Yesterday I went to see the brilliant new film about Churchill, The Darkest Hour, Like the stage play, Three Days in May, which covers the same early days of Churchill's premiership, they both indicate that Chamberlain saved Churchill's career when he could so easily have been ousted by a vote of no confidence.
The film does not prevaricate about how much Churchill was disliked and mistrusted, not least by the King, and one of the charges that is held against him is the Gallipoli campaign of the First World War. In the film Churchill (briefly) defends his role in proposing the Gallipoli and Dardanelles campaign.

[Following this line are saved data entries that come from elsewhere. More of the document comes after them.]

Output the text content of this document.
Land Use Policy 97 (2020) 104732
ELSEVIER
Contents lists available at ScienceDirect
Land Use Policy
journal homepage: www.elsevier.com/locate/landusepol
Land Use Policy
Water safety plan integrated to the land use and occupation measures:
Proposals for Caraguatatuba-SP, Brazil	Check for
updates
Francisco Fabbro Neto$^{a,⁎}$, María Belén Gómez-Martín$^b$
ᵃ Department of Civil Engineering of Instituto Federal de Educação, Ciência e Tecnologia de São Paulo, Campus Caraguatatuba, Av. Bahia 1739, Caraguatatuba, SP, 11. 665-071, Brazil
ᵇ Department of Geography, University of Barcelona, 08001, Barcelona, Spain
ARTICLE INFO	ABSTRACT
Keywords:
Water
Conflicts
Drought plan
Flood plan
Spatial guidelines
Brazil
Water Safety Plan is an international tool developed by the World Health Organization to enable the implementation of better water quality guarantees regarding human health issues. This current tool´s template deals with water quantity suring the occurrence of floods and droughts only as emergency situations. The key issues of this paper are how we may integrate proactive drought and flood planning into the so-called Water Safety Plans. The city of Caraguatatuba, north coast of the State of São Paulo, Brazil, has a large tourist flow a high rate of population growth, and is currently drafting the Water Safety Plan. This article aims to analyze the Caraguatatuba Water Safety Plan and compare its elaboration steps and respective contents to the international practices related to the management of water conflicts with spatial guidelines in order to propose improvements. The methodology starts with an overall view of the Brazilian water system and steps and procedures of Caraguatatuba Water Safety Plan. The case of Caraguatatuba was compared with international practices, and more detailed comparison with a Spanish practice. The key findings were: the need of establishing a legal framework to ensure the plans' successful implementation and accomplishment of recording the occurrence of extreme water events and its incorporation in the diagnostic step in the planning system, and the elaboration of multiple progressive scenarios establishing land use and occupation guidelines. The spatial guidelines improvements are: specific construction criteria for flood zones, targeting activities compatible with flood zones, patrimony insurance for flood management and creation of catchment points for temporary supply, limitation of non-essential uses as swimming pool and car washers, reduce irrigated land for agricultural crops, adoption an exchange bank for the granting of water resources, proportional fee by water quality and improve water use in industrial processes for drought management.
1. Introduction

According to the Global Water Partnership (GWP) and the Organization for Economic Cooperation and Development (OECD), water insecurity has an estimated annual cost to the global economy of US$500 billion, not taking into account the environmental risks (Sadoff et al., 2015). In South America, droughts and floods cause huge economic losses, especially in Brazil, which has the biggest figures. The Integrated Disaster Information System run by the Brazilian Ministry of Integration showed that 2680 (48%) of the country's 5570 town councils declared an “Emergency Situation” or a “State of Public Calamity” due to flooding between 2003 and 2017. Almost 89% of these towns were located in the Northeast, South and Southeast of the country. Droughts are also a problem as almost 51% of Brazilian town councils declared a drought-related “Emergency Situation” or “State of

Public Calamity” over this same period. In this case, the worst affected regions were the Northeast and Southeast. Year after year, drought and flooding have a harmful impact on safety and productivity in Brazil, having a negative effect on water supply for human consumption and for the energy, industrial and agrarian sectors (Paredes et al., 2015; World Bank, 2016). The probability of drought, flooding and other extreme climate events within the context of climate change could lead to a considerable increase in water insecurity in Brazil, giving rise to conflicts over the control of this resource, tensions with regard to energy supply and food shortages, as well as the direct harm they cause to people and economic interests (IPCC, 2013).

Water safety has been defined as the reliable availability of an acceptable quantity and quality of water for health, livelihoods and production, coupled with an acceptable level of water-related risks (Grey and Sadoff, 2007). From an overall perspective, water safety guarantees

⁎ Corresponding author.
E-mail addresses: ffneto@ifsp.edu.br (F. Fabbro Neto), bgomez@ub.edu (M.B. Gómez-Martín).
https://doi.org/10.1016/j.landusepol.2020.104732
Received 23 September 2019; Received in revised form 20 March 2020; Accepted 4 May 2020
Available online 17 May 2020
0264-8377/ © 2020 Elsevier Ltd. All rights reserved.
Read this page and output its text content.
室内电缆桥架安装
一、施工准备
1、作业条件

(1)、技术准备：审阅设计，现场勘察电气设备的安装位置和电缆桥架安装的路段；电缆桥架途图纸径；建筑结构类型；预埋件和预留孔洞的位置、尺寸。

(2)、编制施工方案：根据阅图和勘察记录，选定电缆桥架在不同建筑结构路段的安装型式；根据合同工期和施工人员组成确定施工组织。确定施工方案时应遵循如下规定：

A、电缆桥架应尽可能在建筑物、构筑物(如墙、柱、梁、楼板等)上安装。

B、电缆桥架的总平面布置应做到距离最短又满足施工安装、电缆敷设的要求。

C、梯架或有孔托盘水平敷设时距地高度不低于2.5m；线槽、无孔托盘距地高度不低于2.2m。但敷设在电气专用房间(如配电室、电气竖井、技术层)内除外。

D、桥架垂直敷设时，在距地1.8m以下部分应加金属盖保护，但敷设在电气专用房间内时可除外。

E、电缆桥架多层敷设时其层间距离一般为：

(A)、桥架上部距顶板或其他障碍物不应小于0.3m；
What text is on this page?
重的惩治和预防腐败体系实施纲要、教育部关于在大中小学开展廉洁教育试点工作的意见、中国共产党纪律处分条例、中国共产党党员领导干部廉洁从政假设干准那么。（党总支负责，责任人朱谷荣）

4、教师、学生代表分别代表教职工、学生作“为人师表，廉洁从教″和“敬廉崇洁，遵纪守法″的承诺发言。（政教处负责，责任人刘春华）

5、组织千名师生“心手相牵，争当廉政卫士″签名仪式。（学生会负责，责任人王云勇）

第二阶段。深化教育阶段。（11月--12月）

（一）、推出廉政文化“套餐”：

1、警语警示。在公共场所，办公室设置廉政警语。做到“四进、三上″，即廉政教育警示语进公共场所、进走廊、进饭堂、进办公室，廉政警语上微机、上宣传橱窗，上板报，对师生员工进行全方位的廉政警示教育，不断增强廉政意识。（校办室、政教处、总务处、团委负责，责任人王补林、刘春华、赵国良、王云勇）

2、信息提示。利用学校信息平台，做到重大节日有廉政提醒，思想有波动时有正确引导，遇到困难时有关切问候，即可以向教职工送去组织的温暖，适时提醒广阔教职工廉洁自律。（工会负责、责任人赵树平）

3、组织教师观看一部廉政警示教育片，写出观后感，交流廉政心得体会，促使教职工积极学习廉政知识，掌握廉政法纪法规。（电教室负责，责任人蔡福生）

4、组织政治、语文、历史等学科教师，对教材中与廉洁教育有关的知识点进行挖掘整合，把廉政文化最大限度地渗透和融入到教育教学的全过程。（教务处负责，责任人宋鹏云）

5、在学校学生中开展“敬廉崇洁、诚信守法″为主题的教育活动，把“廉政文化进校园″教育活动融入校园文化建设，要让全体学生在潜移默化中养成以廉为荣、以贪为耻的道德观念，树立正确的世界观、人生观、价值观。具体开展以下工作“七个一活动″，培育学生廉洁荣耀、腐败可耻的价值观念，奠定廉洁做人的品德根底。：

I first read Alan Moorehead's brillianat Gallipoli when I was a schoolboy in the 1960s so was very pleased to have the opportunity to publish the large print edition when it was reissued with an introduction by Sir Max Hastings to coincide with the centenary of the campaign.
What Moorehead, regarded as probably the best war correspondent of the second world war, established was that, despite the appalling military errors associated with the campaign, it so nearly succeeded. The Turks were convinced the British navy were about to succeed in breaking through that Consantinople was twice evacuated.
Part of the genius of TE Lawrence was that he understood the importance of intelligence and had sources deep behind enemy lines feeding back vital information. Such intelligence on the Gallipoli peninsular might have changed the course of the war.
Gallipoli is seen as a great Churchill failure but not many people know that at the time of the Armistice in 1918 a new assault on the Dardanelles was being planned by the Royal Navy.
We have both hardback and paperback editions of Alan Moorehead's Gallipoli available here.
Incidentally, the night before seeing The Darkest Hour, I watched a DVD of the film Dunkirk and was greatly disappointed: The Darkest Hour gives a much better account of what the mass evacuation and military disaster entailed.